With the IDF under possibly unprecedented international scrutiny following the summer 2014 Gaza war, Ya'alon picked Afek as most suited to the task of addressing those and other IDF legal challenges.

Sharon Afek (photo credit: IDF SPOKESMAN'S OFFICE)
Sharon Afek
(photo credit: IDF SPOKESMAN'S OFFICE)
Facing a preliminary investigation from the International Criminal Court and with most of the key war crimes investigation probes still undecided, Defense Minister Moshe Ya’alon on Monday appointed Col. Sharon Afek as the next top lawyer for the IDF to succeed Military Advocate-General Maj.-Gen. Danny Efroni.
With the IDF under international scrutiny following the summer 2014 Gaza war, Ya’alon picked Afek as most suited to the task of addressing those and other legal challenges.
Afek, who is to be immediately promoted to brigadier-general, has served as the deputy MAG from 2009-2012 and held key positions in the military law division since 2002, including several years in the IDF’s international law department, eventually rising to be its deputy head.
His appointment was endorsed by Attorney-General Yehuda Weinstein, though Ya’alon had the final word.
He was considered the top internal candidate to become the MAG in 2011 and many view his appointment as the correction of an injustice when he became an indirect casualty of battles between former defense minister Ehud Barak and former IDF chief of staff Gabi Ashkenazi.
Though Afek had no formal connection to either, Barak viewed him as too much in Ashkenazi’s camp, having served under former MAG Avichai Mandelblit, who was seen as very close to the chief of staff.
Efroni was brought in as a compromise candidate between Barak and Afek and other candidates viewed as too close to Ashkenazi. While he has earned respect from many, he was never viewed as the legal division’s natural leader the way Afek is.
While other candidates who were passed over left the military, Afek stayed in uniform authoring a major treatise on cyber warfare that he interviewed with The Jerusalem Post about in 2014 and held major positions at the IDF’s war college.
Efroni earned both fans and enemies for his pressuring Weinstein to broaden an already closed criminal investigation against Ashkenazi regarding the Harpaz Affair.

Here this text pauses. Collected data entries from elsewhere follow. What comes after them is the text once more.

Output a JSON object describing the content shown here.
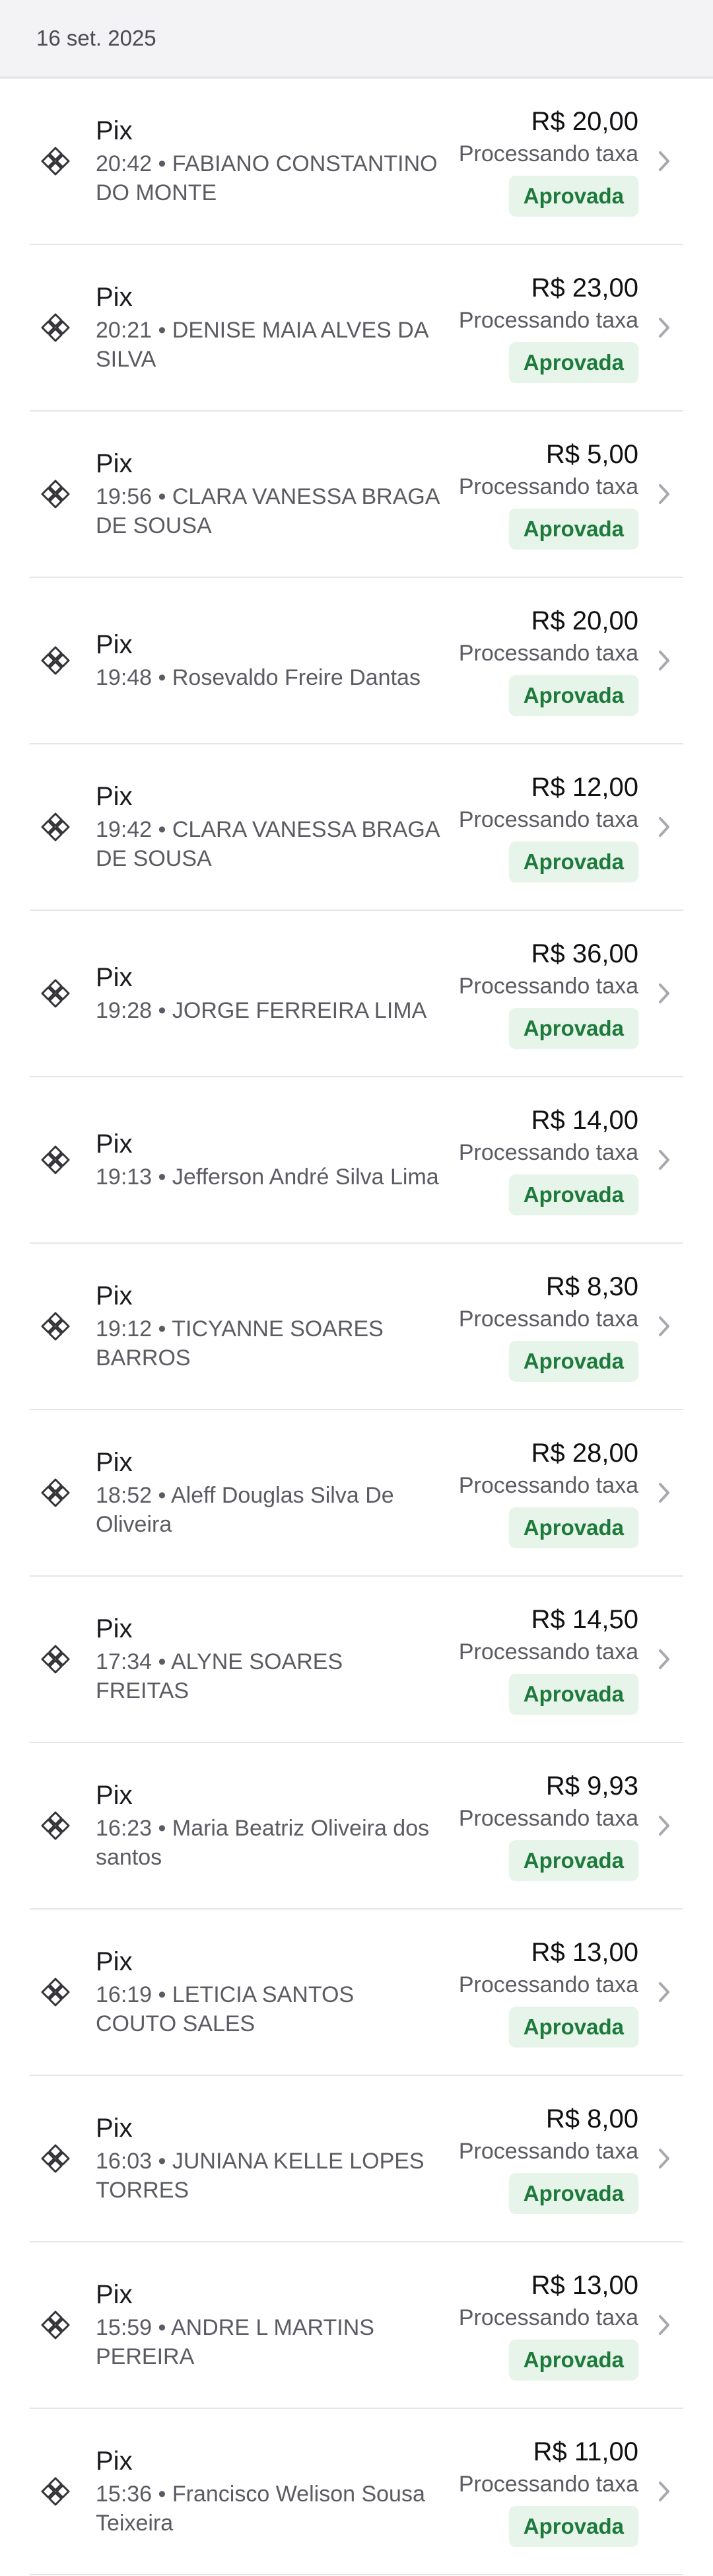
{
  "date_header": "16 set. 2025",
  "colors": {
    "badge_bg": "#e6f4ea",
    "badge_text": "#1e7a3b",
    "icon": "#333338",
    "chevron": "#a8a8ae"
  },
  "icons": {
    "payment": "pix-icon",
    "chevron": "chevron-right-icon"
  },
  "transactions": [
    {
      "method": "Pix",
      "detail": "20:42 • FABIANO CONSTANTINO DO MONTE",
      "amount": "R$ 20,00",
      "status_text": "Processando taxa",
      "badge": "Aprovada"
    },
    {
      "method": "Pix",
      "detail": "20:21 • DENISE MAIA ALVES DA SILVA",
      "amount": "R$ 23,00",
      "status_text": "Processando taxa",
      "badge": "Aprovada"
    },
    {
      "method": "Pix",
      "detail": "19:56 • CLARA VANESSA BRAGA DE SOUSA",
      "amount": "R$ 5,00",
      "status_text": "Processando taxa",
      "badge": "Aprovada"
    },
    {
      "method": "Pix",
      "detail": "19:48 • Rosevaldo Freire Dantas",
      "amount": "R$ 20,00",
      "status_text": "Processando taxa",
      "badge": "Aprovada"
    },
    {
      "method": "Pix",
      "detail": "19:42 • CLARA VANESSA BRAGA DE SOUSA",
      "amount": "R$ 12,00",
      "status_text": "Processando taxa",
      "badge": "Aprovada"
    },
    {
      "method": "Pix",
      "detail": "19:28 • JORGE FERREIRA LIMA",
      "amount": "R$ 36,00",
      "status_text": "Processando taxa",
      "badge": "Aprovada"
    },
    {
      "method": "Pix",
      "detail": "19:13 • Jefferson André Silva Lima",
      "amount": "R$ 14,00",
      "status_text": "Processando taxa",
      "badge": "Aprovada"
    },
    {
      "method": "Pix",
      "detail": "19:12 • TICYANNE SOARES BARROS",
      "amount": "R$ 8,30",
      "status_text": "Processando taxa",
      "badge": "Aprovada"
    },
    {
      "method": "Pix",
      "detail": "18:52 • Aleff Douglas Silva De Oliveira",
      "amount": "R$ 28,00",
      "status_text": "Processando taxa",
      "badge": "Aprovada"
    },
    {
      "method": "Pix",
      "detail": "17:34 • ALYNE SOARES FREITAS",
      "amount": "R$ 14,50",
      "status_text": "Processando taxa",
      "badge": "Aprovada"
    },
    {
      "method": "Pix",
      "detail": "16:23 • Maria Beatriz Oliveira dos santos",
      "amount": "R$ 9,93",
      "status_text": "Processando taxa",
      "badge": "Aprovada"
    },
    {
      "method": "Pix",
      "detail": "16:19 • LETICIA SANTOS COUTO SALES",
      "amount": "R$ 13,00",
      "status_text": "Processando taxa",
      "badge": "Aprovada"
    },
    {
      "method": "Pix",
      "detail": "16:03 • JUNIANA KELLE LOPES TORRES",
      "amount": "R$ 8,00",
      "status_text": "Processando taxa",
      "badge": "Aprovada"
    },
    {
      "method": "Pix",
      "detail": "15:59 • ANDRE L MARTINS PEREIRA",
      "amount": "R$ 13,00",
      "status_text": "Processando taxa",
      "badge": "Aprovada"
    },
    {
      "method": "Pix",
      "detail": "15:36 • Francisco Welison Sousa Teixeira",
      "amount": "R$ 11,00",
      "status_text": "Processando taxa",
      "badge": "Aprovada"
    }
  ]
}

Recent reports have indicated that while Weinstein gave in to the pressure and reopened the investigation that he will still close the file, though with Afek ascendant, he will close the file without having to take into account criticism from Efroni.
Afek will need to make the final decisions on how to address the Hannibal Protocol, Shejaia and other major incidents in which large numbers of Palestinian civilians were killed in the 2014 war. The IDF has not publicized a decision regarding them, even as it has done on several dozen incidents and started investigating 190 others.

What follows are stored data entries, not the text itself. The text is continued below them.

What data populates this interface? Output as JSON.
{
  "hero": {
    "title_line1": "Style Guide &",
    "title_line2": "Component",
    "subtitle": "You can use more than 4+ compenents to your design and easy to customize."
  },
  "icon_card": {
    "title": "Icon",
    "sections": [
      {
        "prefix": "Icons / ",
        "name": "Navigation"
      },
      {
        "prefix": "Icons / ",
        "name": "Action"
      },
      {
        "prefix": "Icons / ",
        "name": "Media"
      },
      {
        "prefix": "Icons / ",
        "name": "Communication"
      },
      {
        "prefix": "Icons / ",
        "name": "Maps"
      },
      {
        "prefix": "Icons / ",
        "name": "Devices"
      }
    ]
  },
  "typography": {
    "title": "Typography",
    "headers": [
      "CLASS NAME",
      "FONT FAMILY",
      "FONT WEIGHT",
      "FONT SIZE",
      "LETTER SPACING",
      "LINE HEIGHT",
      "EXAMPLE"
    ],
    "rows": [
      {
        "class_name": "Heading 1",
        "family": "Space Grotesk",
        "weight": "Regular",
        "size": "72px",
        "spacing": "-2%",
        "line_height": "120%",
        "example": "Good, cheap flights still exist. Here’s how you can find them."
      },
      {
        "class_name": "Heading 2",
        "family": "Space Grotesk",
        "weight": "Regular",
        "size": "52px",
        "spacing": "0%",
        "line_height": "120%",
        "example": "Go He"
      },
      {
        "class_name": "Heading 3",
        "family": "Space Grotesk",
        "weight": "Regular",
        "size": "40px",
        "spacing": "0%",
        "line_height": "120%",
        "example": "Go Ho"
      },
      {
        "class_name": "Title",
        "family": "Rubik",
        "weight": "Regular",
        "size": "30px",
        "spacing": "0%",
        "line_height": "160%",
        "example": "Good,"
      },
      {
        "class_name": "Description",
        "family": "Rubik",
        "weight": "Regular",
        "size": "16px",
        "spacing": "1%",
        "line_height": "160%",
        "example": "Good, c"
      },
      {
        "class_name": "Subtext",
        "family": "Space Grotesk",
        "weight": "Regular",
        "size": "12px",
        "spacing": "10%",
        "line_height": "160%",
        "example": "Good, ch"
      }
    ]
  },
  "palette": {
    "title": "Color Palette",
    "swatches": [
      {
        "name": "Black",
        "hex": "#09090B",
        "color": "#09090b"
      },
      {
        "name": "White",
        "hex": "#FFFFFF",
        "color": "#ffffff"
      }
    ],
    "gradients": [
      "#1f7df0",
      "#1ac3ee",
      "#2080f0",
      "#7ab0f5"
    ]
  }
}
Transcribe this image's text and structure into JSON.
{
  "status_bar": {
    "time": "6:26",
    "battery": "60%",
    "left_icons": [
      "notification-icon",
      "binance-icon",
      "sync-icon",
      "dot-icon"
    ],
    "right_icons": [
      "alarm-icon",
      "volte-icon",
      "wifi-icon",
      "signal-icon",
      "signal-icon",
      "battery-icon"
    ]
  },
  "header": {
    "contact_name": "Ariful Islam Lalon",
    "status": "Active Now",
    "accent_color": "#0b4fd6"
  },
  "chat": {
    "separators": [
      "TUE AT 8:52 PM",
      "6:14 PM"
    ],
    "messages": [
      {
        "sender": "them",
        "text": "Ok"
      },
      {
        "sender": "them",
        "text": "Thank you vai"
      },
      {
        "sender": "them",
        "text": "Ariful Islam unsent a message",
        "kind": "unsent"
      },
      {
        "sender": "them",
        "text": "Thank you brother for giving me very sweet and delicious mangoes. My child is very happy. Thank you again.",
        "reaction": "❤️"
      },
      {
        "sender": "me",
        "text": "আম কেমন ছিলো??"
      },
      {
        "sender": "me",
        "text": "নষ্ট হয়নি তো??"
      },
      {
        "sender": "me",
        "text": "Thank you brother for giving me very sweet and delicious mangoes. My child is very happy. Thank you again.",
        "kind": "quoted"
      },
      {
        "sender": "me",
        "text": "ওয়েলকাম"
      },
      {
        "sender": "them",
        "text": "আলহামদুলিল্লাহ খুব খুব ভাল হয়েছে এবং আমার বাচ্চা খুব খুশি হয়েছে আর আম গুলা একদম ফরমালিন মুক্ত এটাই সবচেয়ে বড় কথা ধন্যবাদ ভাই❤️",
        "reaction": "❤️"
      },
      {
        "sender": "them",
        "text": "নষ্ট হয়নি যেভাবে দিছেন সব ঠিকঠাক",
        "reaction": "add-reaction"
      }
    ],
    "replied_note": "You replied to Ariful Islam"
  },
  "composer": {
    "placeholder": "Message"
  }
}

Ya’alon said, “The military-legal arena has changed in recent years to be even more important and complex,” including the need to have a “deep understanding of international law.”
He added that he was confident that Afek with his “expertise in these and other areas” would rise to the challenge of defending the IDF’s legitimacy and raise the legal division to “new levels of professionalism.”